Klärt mich bitte auf ob ich falsch liege oder nicht.

MfG

BB

PS 
ich bin Windoofnutzer


----------



## Standbye (27. August 2003)

solang du direktn zugriff zur maschie3ne hast ist es immer so einfach da hilft ach linux nichts 

wie gesagt wurde bootest du ja nicht mit dem normalen system du könntest alternativ auch mitknoppix oder so booten und dann das laufwerk mounten und die passwd file per hand ändern.

aber wie gesagt geht das ur wenn du direkten zugang zum gerät hast


----------



## Christian Fein (27. August 2003)

Du brauchst root zugang um den Server zu restarten.


----------



## Standbye (27. August 2003)

> _Original geschrieben von Christian Fein _
> *Du brauchst root zugang um den Server zu restarten.
> *



direkter zugang = resetknopf also fällt das weg )

bzw ausschalten einschalten


----------



## Christian Fein (27. August 2003)

> _Original geschrieben von Standbye _
> *direkter zugang = resetknopf also fällt das weg )
> 
> bzw ausschalten einschalten *



Wenn der Admin seine Tür nicht abschliesst, selber schuld.

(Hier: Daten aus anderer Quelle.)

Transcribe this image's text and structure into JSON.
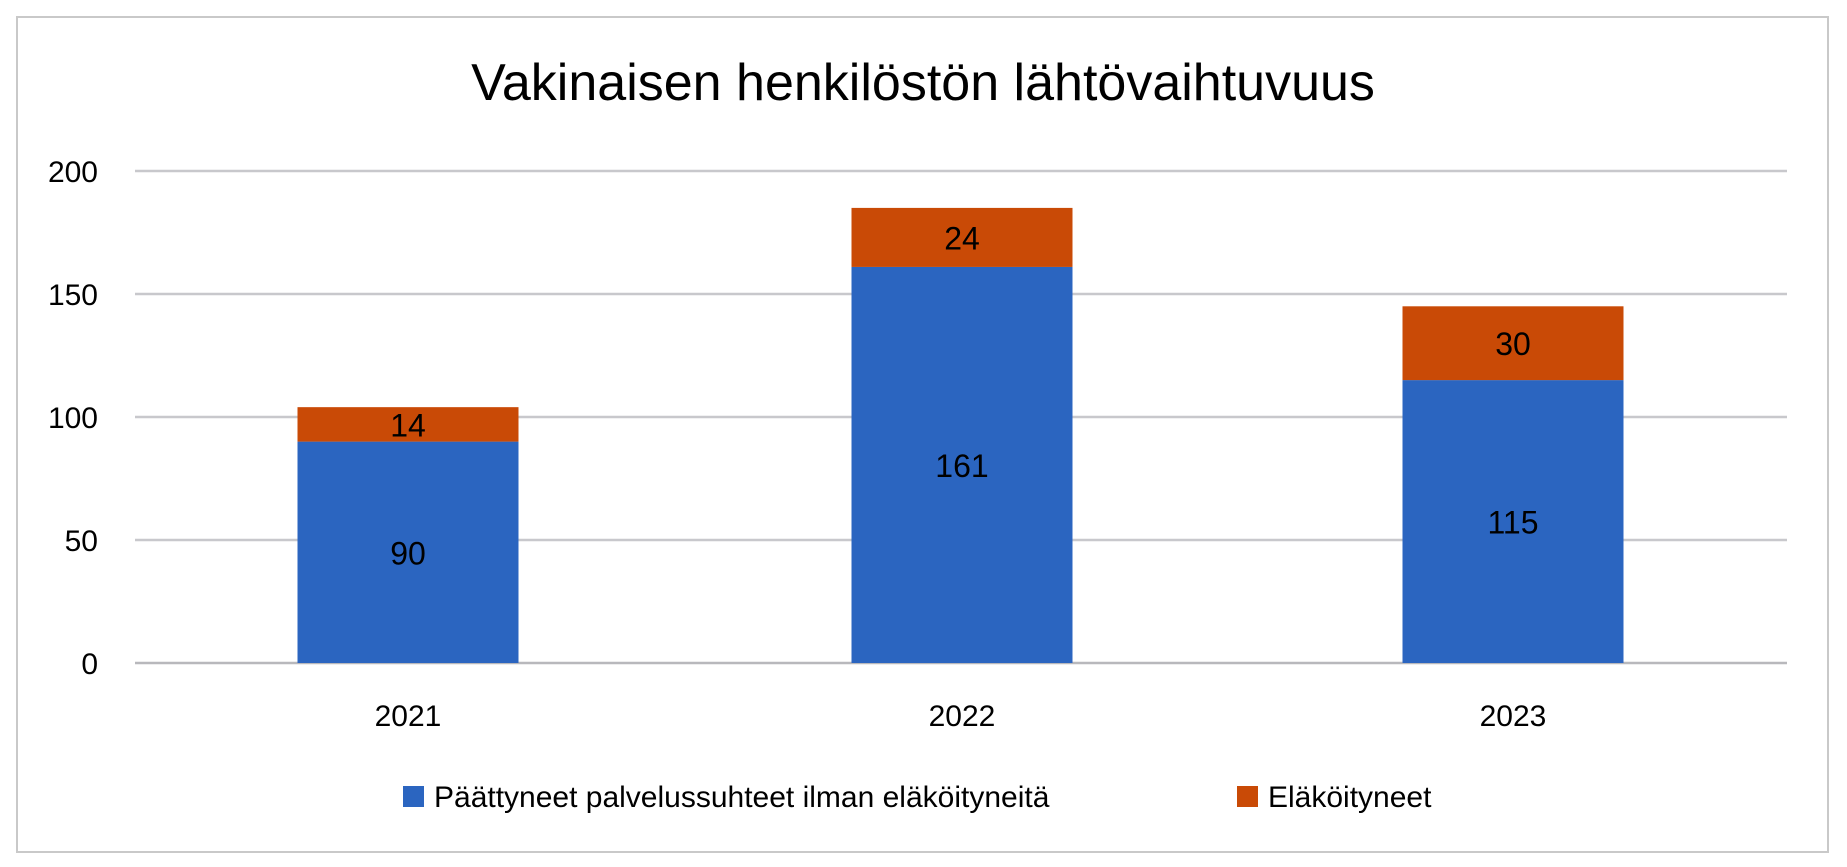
{
  "chart_data": {
    "type": "bar",
    "stacked": true,
    "title": "Vakinaisen henkilöstön lähtövaihtuvuus",
    "xlabel": "",
    "ylabel": "",
    "categories": [
      "2021",
      "2022",
      "2023"
    ],
    "ylim": [
      0,
      200
    ],
    "yticks": [
      0,
      50,
      100,
      150,
      200
    ],
    "grid": true,
    "legend_position": "bottom",
    "series": [
      {
        "name": "Päättyneet palvelussuhteet ilman eläköityneitä",
        "values": [
          90,
          161,
          115
        ],
        "color": "#2b65c0"
      },
      {
        "name": "Eläköityneet",
        "values": [
          14,
          24,
          30
        ],
        "color": "#c94a06"
      }
    ]
  }
}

Kein Betriebbsystem ist dagegen gefeit. 

Aber normalerweise steht der Hacker nicht mit Kaffee und Kuchen
an der bürotür. 

PS: Richtige Server stehen zudem noch in einem Serverschrank, welcher
natürlich abschliessbar ist.


----------



## Standbye (27. August 2003)

stimmt schon aber wie in dem arktikel beschrieben wird brauchst u soweiso zwingend zugang zum system

per ssh kriegst du die lilo meldungen nicht angezeigt (maximal in den logs; ) oder verbindest dich mit console


----------



## Christian Fein (27. August 2003)

Wem mal das Windows XP/2k/NT  Administrator Passwort verliert
Kann es hiermit ändern:
http://masterbootrecord.de/docs/bootdisketten.php


----------